Wednesday, April 27, 2011

Little Faces

This is my 600th post!!!!!!!!!!!!!! Whoa!


The following is an excerpt from a letter I wrote two weeks ago.

Today I have little faces in my head, but these are far away faces. Little boys and girls that I must give to Jesus. Deep brown eyes that stared into mine from outside our bus. A dirty face and a dirty green cap, bare feet and worn clothes on his young back. Not looking for my pity, but looking none-the-less. Sack over his shoulder, working to feed his own mouth and who knows how many more. A boy of, how old? Maybe 11? But his eyes wore so many more years...

Add on a few days of my life and add another set of dark brown eyes. She's watching me wave goodbye. Her dark hair cropped chin length. She's waving at me now. I am in the bus and she, outside. I see her eyes, welling with tears, and she quickly wipes them away. I turn away to choke back my tears. Why does my soul rise up within me with such emotion?

Yet bear with me once more, for this one time will always be etched into my memory, filled with pain and regret. Why each memory finds me inside the bus and unable to wrap my arms around their shoulders, taunting me in my helplessness? Perhaps it is because I must learn that it is not I who can help, but only pour Lord. Only our Lord can now soften the blows of the sticks upon his head as he crouched in the alleyway, knees tucked to his chin. Why were those other boys so cruel? Why did I not holler "STOP" to the bus driver and rescue the young boy from his torture? Why did I only look on in horror as he was beaten mercilessly? Today he is again on my mind, and I lift him up to our Savior. I am no longer there to witness his beatings and the possibility of me being his rescuer is a moot point. My God sees. He knows his need. He knows if the beatings are often and repeated. He also knows what would've happened if we had tried to rescue him from the cruel hands of his peers. *Sigh* And so I give the faces to Jesus. The Lover of our souls. The nameless faces. But He knows them by name.

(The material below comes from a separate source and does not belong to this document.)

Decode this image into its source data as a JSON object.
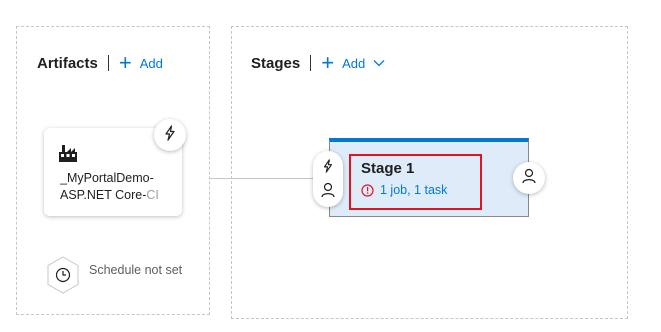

Today is another day. God sees the children on the other side of the world and He sees the ones who live next door. He loves them more than I ever could. He cares for their needs. And I will trust Him.

Sponsor a child today through Compassion International.

3 comments:

Wanda said...

Oh Beth, you have touched me deeply with or letter. What a angel you were for a short time with those "Little Faces."


Love you!

Martha said...

Wanda, she gets me every time. I almost think I am more touched by the stories of others than I ever could be if I went there myself.

Sherri said...

There is comfort in knowing God hears prayer and that He is sovereign. I'll pray for the little boy too, because God let you see him for a reason.